Researchers at the Indian Institute of Technology Bombay in India and the QIMR Berghofer Medical Research Institute in Australia have developed a rapid method for differentiating COVID-19-positive patients expected to show severe symptoms from those likely to experience only mild symptoms. The classification algorithm is based on infrared spectra of blood plasma.
Not all COVID-19 patients experience symptoms requiring intensive care. Early identification and prioritisation (triage) of patients based on severity can help free up resources and improve patient outcomes. This research has the potential to provide significant support to healthcare workers facing critical resource decisions.
In the study, the researchers collected infrared spectra of blood plasma from 160 COVID-positive patients from Mumbai (130 as a training set for model development and 30 as a blind test set for model validation). The spectra, collected on a Cary 630 FT-IR spectrometer equipped with a diamond-attenuated total reflectance (ATR) sampling module, revealed slight but observable differences between severe and non-severe COVID-19 patient samples.
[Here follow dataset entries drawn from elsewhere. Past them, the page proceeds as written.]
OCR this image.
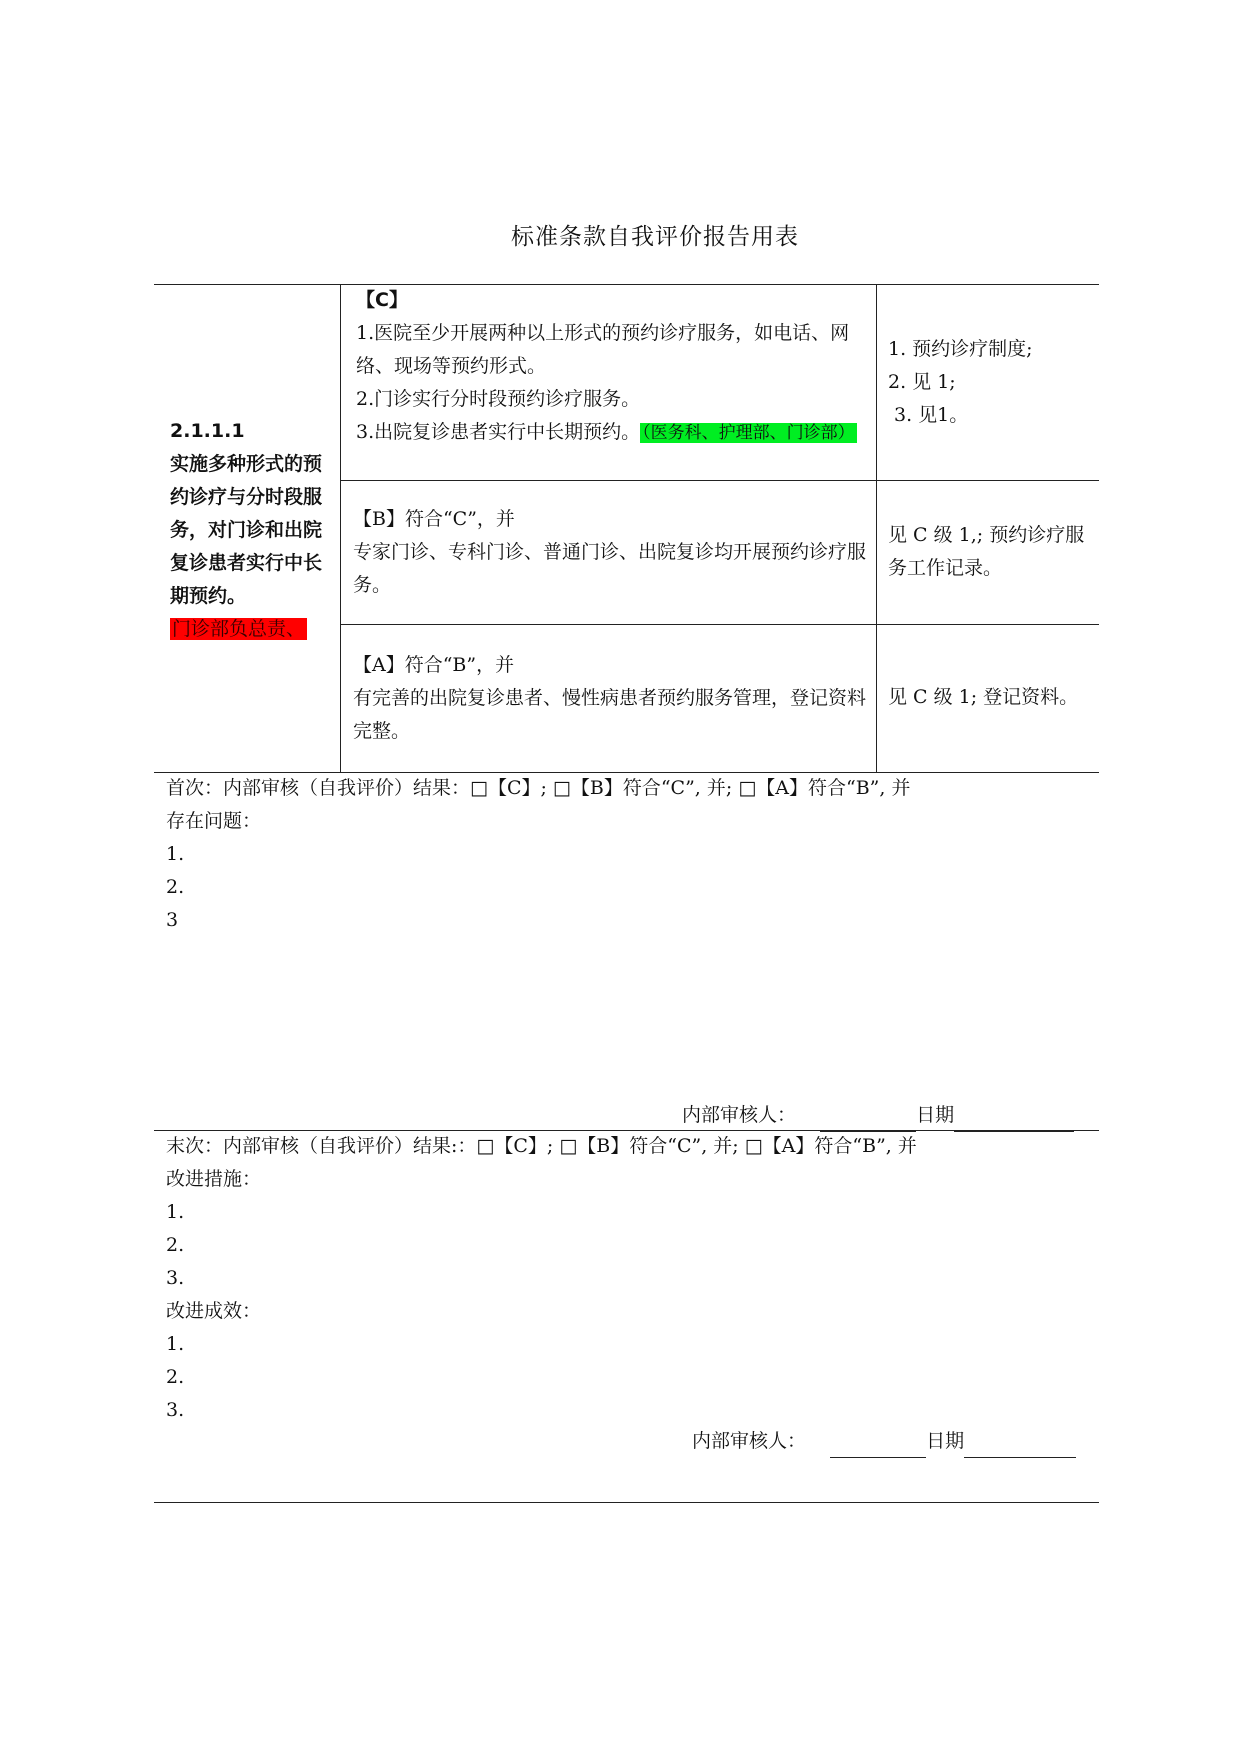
标准条款自我评价报告用表
2.1.1.1
实施多种形式的预约诊疗与分时段服务，对门诊和出院复诊患者实行中长期预约。
门诊部负总责、
【C】
1.医院至少开展两种以上形式的预约诊疗服务，如电话、网络、现场等预约形式。
2.门诊实行分时段预约诊疗服务。
3.出院复诊患者实行中长期预约。 （医务科、护理部、门诊部）
1. 预约诊疗制度;
2. 见 1;
3. 见1。
【B】符合“C”，并
专家门诊、专科门诊、普通门诊、出院复诊均开展预约诊疗服务。
见 C 级 1,; 预约诊疗服务工作记录。
【A】符合“B”，并
有完善的出院复诊患者、慢性病患者预约服务管理，登记资料完整。
见 C 级 1; 登记资料。
首次：内部审核（自我评价）结果：□【C】; □【B】符合“C”, 并; □【A】符合“B”, 并
存在问题：
1.
2.
3
内部审核人：	日期
末次：内部审核（自我评价）结果:：□【C】; □【B】符合“C”, 并; □【A】符合“B”, 并
改进措施：
1.
2.
3.
改进成效：
1.
2.
3.
内部审核人：	日期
Associate Professor Michelle Hill, head of QIMR Berghofer’s Precision and Systems Biomedicine Research Group, and one of the lead scientists of the study explained: “We found there were measurable differences in the infrared spectra in the patients who became severely unwell. In particular, there were differences in two infrared regions that correspond to sugar and phosphate chemical groups, as well as primary amines, which occur in specific types of proteins.”
Based on these differences, a multivariate statistical model was developed and tested.
Professor Sanjeeva Srivastava from the Indian Institute of Technology Bombay added: “We also found that having diabetes was a key predictor of becoming severely unwell in this group of patients, so we fed clinical parameters such as age, sex, diabetes mellitus and hypertension into the algorithm. We then tested the algorithm on blood samples from a separate group of 30 patients from Mumbai and found it was 69.2 % specific and 94.1 % sensitive in predicting which patients would become severely ill. However, it did result in more ‘false positives’ than predictions that were based solely on the clinical risk factors of age, sex, hypertension and diabetes. We hope that with more testing, we can reduce these false positives,” Professor Srivastava further explained.
Andrew Hind, Associate Vice President of Research & Development for the Molecular Spectroscopy Division at Agilent, stated: “We are very excited about this study, and happily supported the researchers in their fight against COVID-19 by placing the Cary 630 FT-IR spectrometer for this study. Their work highlights the potential of ATR-FT-IR spectroscopy for COVID-19 and infectious disease research, and we will continue to support research in this field.”